Christmas Krathong *
  Swimming in Bangkok with Dr. Li  
  Driving rice thresher with cousin Em  
  Ben's new shoes  


* "Christmas Krathong"

"Loy Krathong" is the Thai name for this kingdom's version of an ancient Hindu harvest festival. "Loy" means to float, and "krathongs" are votive offerings like the one in Benyapa's picture. Krathongs are traditionally made from banana tree parts and decorated with flowers, candles and incense. A krathong's base is normally a round slice of banana tree trunk, the crenellations are intricately folded sections of banana leaves, and the fasteners are slivers of bamboo. Short-lived and fully biodegradeable.

The idea is that following the rice harvest everyone should give thanks to the rivers, and also apologize to them for having bathed themselves and their buffalo in their waters all year. The festive ceremony involves floating these delicate, homemade krathongs, each bearing its owner's thanks and solicitations, adrift downstream after dark on the full moon in November. Imagine the river banks lined with rejoicing families watching masses of candlelit, flowery krathongs drifting in the moonlight. It's one of Thailand's lovliest festivals, especially in villages like ours where everyone is actively involved in the harvest.

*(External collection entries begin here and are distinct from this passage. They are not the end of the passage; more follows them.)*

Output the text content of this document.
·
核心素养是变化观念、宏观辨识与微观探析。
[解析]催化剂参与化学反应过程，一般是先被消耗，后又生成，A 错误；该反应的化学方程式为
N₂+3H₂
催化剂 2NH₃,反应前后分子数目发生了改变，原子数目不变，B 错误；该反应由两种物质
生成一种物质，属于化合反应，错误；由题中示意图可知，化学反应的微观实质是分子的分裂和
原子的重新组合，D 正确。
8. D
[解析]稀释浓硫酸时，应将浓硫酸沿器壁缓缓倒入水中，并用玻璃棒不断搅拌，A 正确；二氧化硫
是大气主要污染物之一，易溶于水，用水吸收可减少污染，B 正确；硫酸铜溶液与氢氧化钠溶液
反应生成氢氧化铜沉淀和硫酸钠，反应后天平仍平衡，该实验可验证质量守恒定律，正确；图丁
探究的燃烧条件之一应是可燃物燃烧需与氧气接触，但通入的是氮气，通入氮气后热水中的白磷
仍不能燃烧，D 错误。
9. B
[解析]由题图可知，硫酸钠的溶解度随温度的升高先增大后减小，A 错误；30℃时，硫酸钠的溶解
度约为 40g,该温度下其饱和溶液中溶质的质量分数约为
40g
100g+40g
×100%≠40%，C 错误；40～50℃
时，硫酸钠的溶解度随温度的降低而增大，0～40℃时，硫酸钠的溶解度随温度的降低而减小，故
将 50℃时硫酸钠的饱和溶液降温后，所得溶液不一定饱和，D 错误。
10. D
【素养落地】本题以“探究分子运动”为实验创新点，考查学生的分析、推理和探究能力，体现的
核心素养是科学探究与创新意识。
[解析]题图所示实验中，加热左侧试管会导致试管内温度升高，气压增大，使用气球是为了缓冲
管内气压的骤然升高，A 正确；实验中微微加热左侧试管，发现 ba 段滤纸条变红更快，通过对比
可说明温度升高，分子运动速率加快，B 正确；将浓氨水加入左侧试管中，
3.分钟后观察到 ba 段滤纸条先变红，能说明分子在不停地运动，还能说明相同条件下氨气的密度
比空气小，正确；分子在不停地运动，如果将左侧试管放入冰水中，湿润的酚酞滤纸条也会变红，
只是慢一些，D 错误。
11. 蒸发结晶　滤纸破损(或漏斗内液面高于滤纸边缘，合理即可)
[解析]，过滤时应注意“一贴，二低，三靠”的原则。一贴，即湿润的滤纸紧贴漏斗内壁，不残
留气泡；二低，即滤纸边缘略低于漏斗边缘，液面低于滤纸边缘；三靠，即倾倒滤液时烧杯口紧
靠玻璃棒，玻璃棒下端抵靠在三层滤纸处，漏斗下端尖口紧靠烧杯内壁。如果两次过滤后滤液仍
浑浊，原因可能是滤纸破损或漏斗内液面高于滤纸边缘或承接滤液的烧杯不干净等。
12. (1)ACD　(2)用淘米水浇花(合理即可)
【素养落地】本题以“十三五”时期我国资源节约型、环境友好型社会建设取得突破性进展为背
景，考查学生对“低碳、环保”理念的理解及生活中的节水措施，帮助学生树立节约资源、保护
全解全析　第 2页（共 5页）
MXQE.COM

Since we're usually here only in the summer planting season, we've missed Loy Krathong every year since Benyapa was one, and this December she was determined to participate, even though we'd missed the official date. So Ben and her friends spent Christmas afternoon making a dozen krathongs, and then set them loose on our mighty Nan River in the very dark, new-moon night of December 25.